As a leader for decades, the United States has played a pivotal role in shaping the world as we know it today, from facilitating global trade and commerce to promoting international stability and security. However, confronted with ever-changing geopolitical, military, economic, and technological shifts, policy makers must leverage the United State’s unique position to lead by looking past traditional approaches to these matters and adopting new strategies aimed at ensuring the long-term freedom, safety and security of both the U.S. and the world at large.
In an article entitled Why America Needs a Grand Strategy, author Dr. William C. Martel, Associate Professor of International Security Studies at the Fletcher School of Law and Diplomacy at Tufts University, advocates for a “grand strategy” for the United States, one that would provide “coherent guidance for navigating the challenges posed by the modern world.” Citing signs of increasing disorder and instability throughout the world, ranging from the collapse of nuclear negotiations with Iran to the current economic situation of the United States, Dr. Martel believes policy makers must devise a strategy that “deals with complexities while providing guidance that helps them formulate policies for dealing with the sources of disorder,” including threats “of rising states that challenge American power” along with those from small states that could “undermine global security.” The policy should also help the United States “deal with the expected ebbs and flows in world politics.” Additionally, provisions to deal with “unexpected surprises and gradual geopolitical shifts,” including developments in the global economy, must be considered, as well as those that address the “stunning progress in Internet and communications technologies” and the associated “risks posed by weapons of mass destruction and cyber warfare in the hands of non-state actors.”

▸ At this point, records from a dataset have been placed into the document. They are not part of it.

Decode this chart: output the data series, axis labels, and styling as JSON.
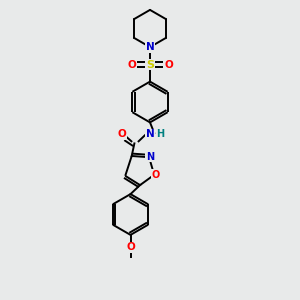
{
  "background_color": "#e8eaea",
  "bond_color": "#000000",
  "figsize": [
    3.0,
    3.0
  ],
  "dpi": 100,
  "colors": {
    "N": "#0000cc",
    "O": "#ff0000",
    "S": "#cccc00",
    "H": "#008080",
    "C": "#000000"
  },
  "lw": 1.4,
  "fs": 7.5
}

The Mariner Group believes that the United States, as a world leader, has an opportunity to contribute to ensuring the safety and security of the world by looking ahead and committing to finding new ways to anticipate, prepare for, and protect against the evolving threats society is faced with. Recognizing the impossibility of predicting and planning for every potential threat, coupled with chaos and instability throughout the world, part of the strategy that the United States should adopt is proactive reaction, which by definition is an uncommon sense of how to move toward the future and to mitigate the need to react to things which have not happened yet by preventing them from happening (fully) in the first place. This approach, coupled with protocols and processes to ensure that individual occurrences are being appropriately prevented, will help strengthen our country’s ability to provide for the common defense in the area of yet-unrealized future threats.